Bridge history takes its toll

 The Second Narrows Bridge (now Iron Workers’ Memorial Bridge) in 1961, looking north from the toll plaza. - FROM FLICKR: ROLLY-FORD PHOTO / PUBLISHED BY NATURAL COLOR PRODUCTIONS LTD., VANCOUVER, B.C.
The Second Narrows Bridge (now Iron Workers’ Memorial Bridge) in 1961, looking north from the toll plaza.
— image credit: FROM FLICKR: ROLLY-FORD PHOTO / PUBLISHED BY NATURAL COLOR PRODUCTIONS LTD., VANCOUVER, B.C.

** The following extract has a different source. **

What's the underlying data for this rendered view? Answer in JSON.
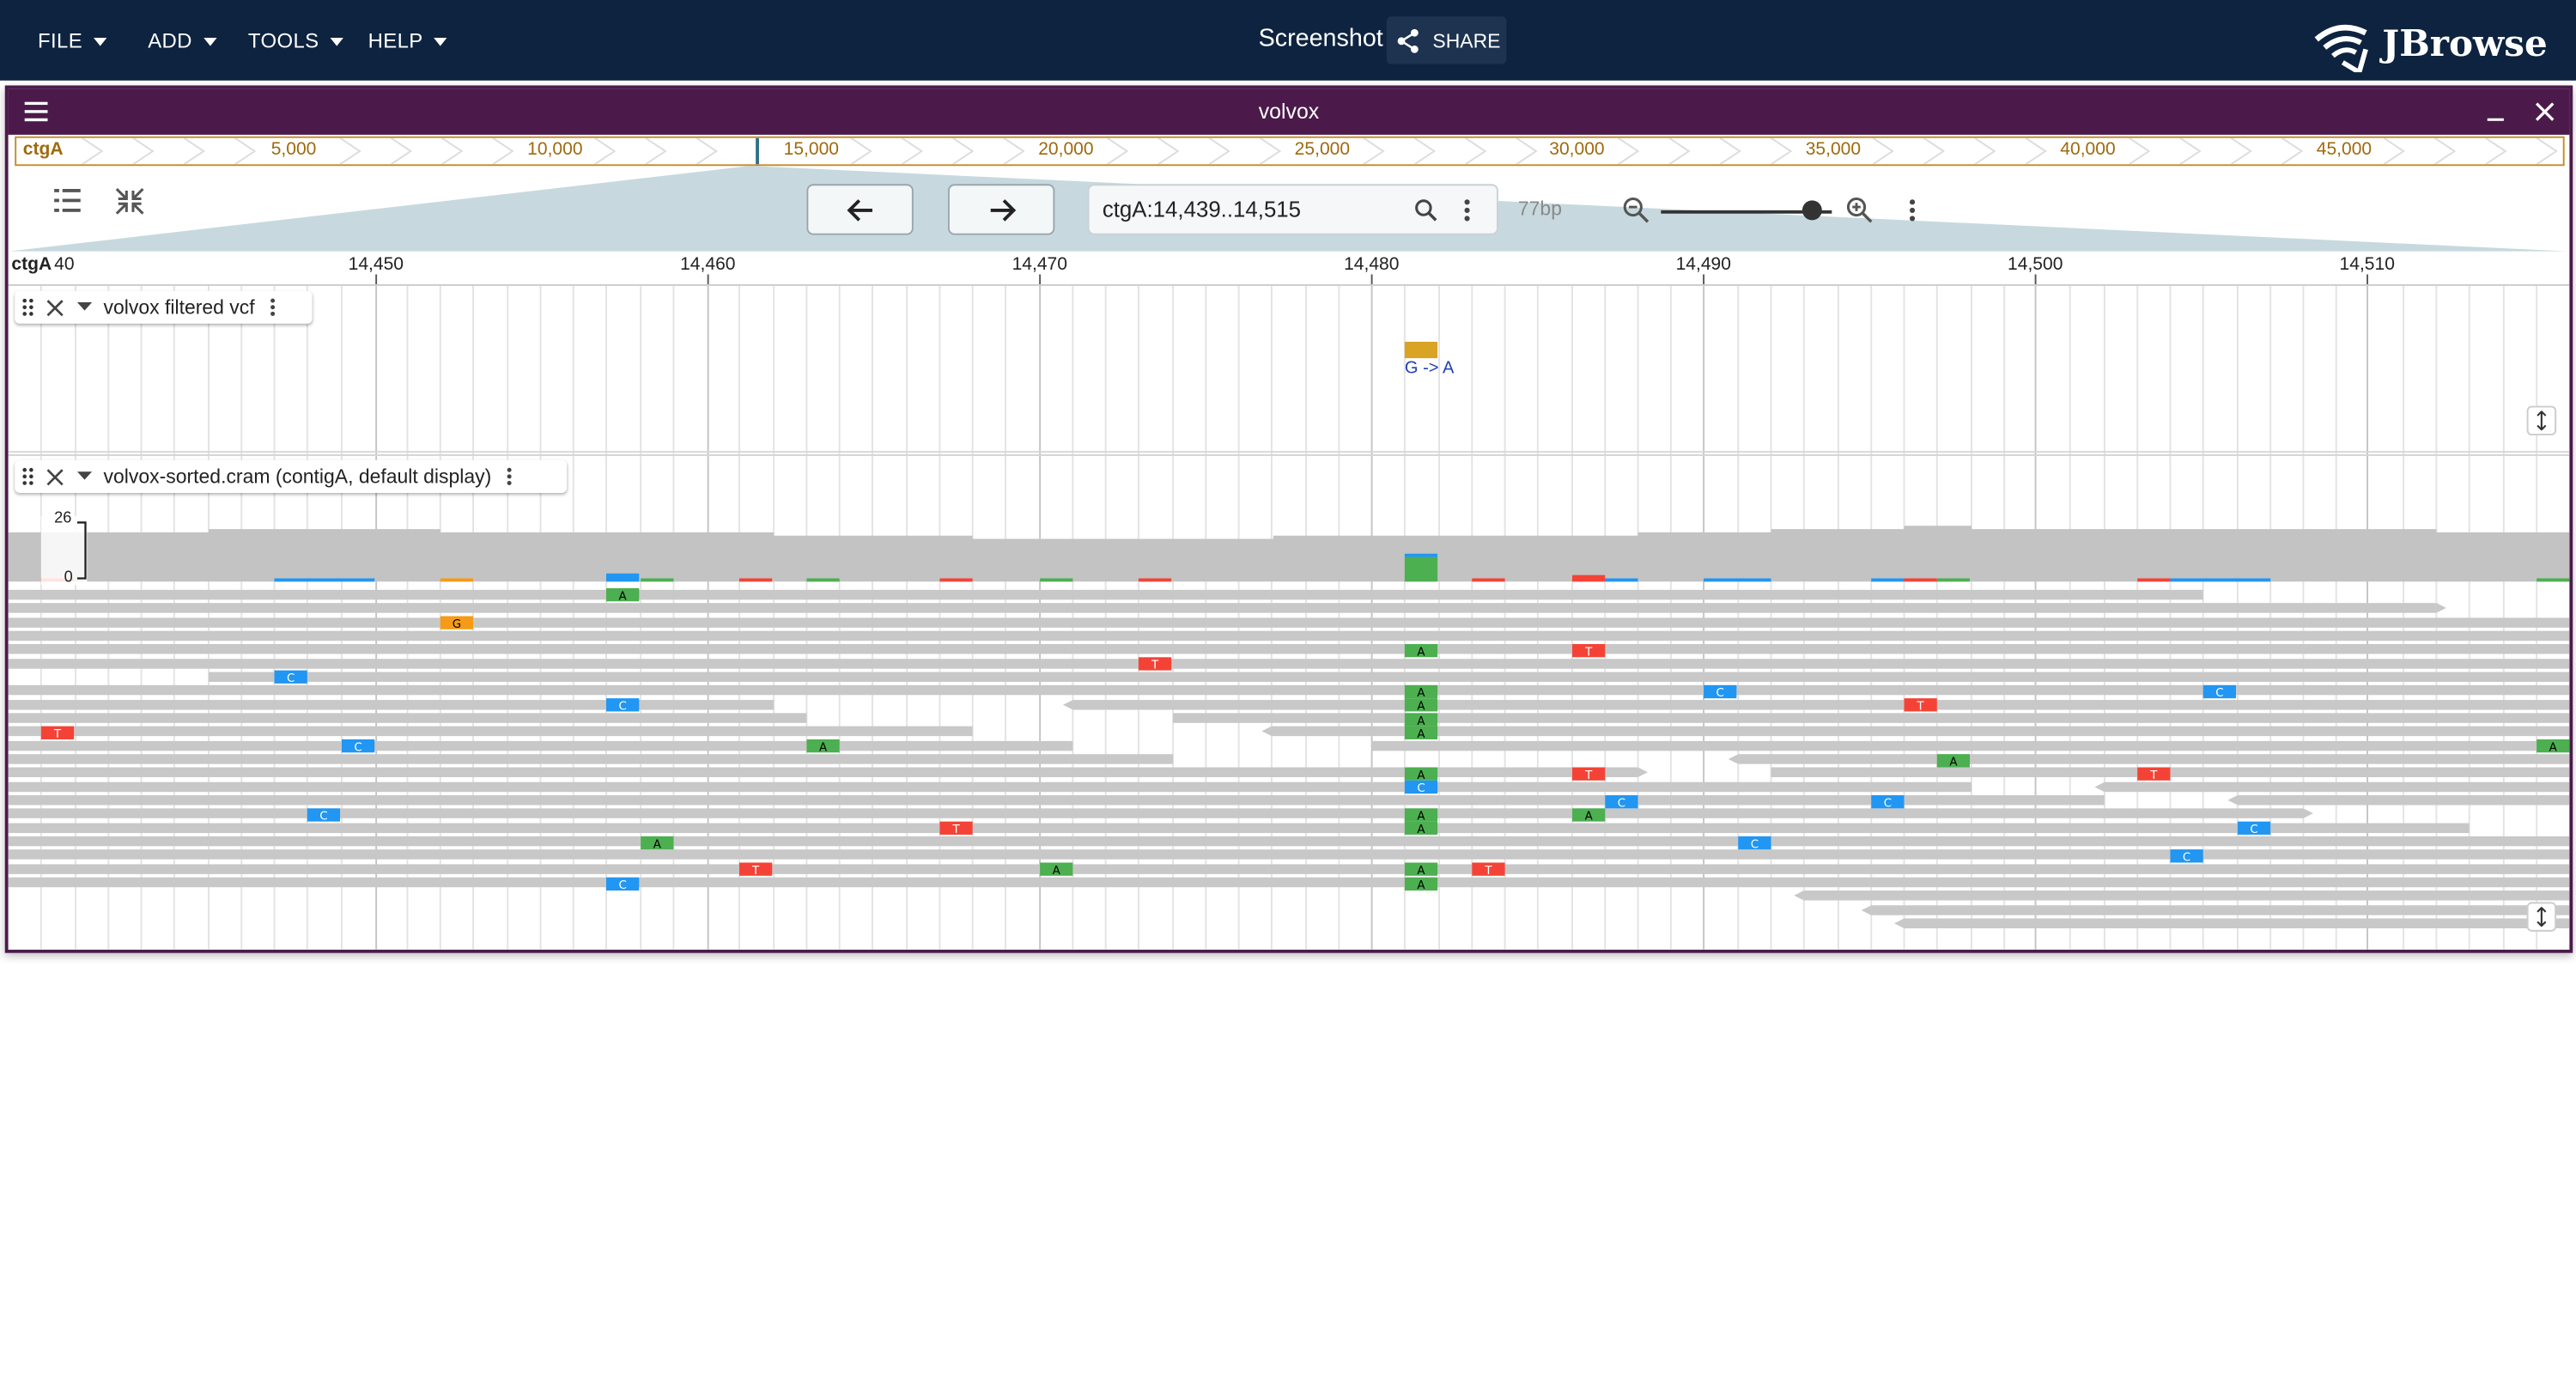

In a letter to the editor, N.K. Robbins attempted to set the record straight on un-tolled bridges, but he came up a bit short.

Most Lower Mainland bridges were tolled prior to 1964, when the un-tolled Port Mann Bridge opened. The Oak Street Bridge was tolled from 1957 to 1959. The George Massey Tunnel was tolled for five years from its opening (as the Deas Island Tunnel) in 1959 until 1964. The Second Narrows Bridge (now Iron Workers’ Memorial Bridge) was also tolled from its opening in 1960 until 1963. The removal of the tolls on the Iron Workers’ Memorial Bridge, and other bridges in the Lower Mainland, conveniently coincided with the 1963 B.C. election.

Perhaps Premier Christy Clark could be inspired by then-premier WAC Bennett. His Socreds easily won a majority that year.

And while I am at it, the Queensborough Bridge was tolled from 1960 until 1966 when New Westminster sold the bridge to the province.

Yes, there was a 1966 election. Yes, WAC Bennett won again.

My flawed logic tells me that an easy way for Clark to win the 2013 election is to remove some bridge tolls. Or perhaps the provincial economy in the mid-1960s was a little different than it is today.